There, he is widely credited with achieving a turnaround and with successfully managing the transport of immense numbers of migrants transiting through in 2015.
“This is not the time for normal service,” the father-of-four said in September at the height of the crisis.
“Kern is someone who got things going… He was the first ÖBB boss to really stand by his workers,” Roman Hebenstreit of the ÖBB works council said Friday.
“He is a natural-born striker… Under him ÖBB's motto was 'Now things are moving'. Following this wouldn't do the government any harm,” Hebenstreit told public radio.
But whether Kern can heal rifts within the SPÖ remains to be seen. His positions on key policy areas are vague, although he is thought to lean more to the right on economic issues.

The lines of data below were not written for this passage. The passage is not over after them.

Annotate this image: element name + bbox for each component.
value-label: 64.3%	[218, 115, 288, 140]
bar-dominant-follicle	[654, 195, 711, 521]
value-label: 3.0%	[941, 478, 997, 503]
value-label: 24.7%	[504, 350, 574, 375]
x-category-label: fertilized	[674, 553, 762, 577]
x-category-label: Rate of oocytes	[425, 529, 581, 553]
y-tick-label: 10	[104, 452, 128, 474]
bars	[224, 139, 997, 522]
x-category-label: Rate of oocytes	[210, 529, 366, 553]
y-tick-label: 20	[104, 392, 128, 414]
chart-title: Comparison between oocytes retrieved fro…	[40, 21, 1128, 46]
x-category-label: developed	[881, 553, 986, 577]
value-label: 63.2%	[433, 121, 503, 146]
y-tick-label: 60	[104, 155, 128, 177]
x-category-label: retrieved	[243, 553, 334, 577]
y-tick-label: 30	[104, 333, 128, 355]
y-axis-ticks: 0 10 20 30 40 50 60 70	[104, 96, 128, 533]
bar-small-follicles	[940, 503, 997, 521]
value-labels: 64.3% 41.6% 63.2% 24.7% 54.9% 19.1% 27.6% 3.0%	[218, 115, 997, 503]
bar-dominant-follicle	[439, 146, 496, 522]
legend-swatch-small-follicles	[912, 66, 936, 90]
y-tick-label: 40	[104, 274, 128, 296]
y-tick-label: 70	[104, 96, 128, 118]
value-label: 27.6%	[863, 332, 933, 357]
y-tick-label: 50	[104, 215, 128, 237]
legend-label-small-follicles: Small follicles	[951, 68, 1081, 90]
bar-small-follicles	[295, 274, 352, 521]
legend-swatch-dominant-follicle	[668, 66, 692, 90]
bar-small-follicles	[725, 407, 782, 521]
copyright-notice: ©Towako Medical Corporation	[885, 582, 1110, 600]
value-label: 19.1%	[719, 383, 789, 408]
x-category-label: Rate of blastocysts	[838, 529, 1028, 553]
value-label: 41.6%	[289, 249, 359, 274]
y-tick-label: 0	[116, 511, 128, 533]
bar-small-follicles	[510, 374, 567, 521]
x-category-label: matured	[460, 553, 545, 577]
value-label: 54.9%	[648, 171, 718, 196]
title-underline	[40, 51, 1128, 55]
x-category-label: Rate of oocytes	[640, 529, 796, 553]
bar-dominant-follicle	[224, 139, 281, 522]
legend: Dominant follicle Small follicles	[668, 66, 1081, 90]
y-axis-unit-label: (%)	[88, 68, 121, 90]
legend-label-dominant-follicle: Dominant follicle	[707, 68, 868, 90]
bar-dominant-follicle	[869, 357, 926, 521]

His biggest headache will be to decide whether to ditch the SPÖ's 30-year-old taboo on cooperating with the FPÖ, dating back to when the late, controversial Jörg Haider became leader of the right-wing party.
There have been growing calls within the centre-left to tie up with the FPÖ, at least at local level. Others though, including the SPÖ's youth wing, vigorously oppose this.
Kern also needs to revitalise the SPÖ's deadlocked coalition with the ÖVP and agree structural reforms to get Austria's economy, faltering of late, moving again.
ÖVP head Reinhold Mitterlehner praised Kern's “management qualities” in an interview published Friday, but said that this was “the much-quoted last chance” for the coalition.
“The task before him is Herculean,” political analyst Thomas Hofer told AFP, saying he expected Kern will be a “pragmatist” with regard to the far-right and in other areas.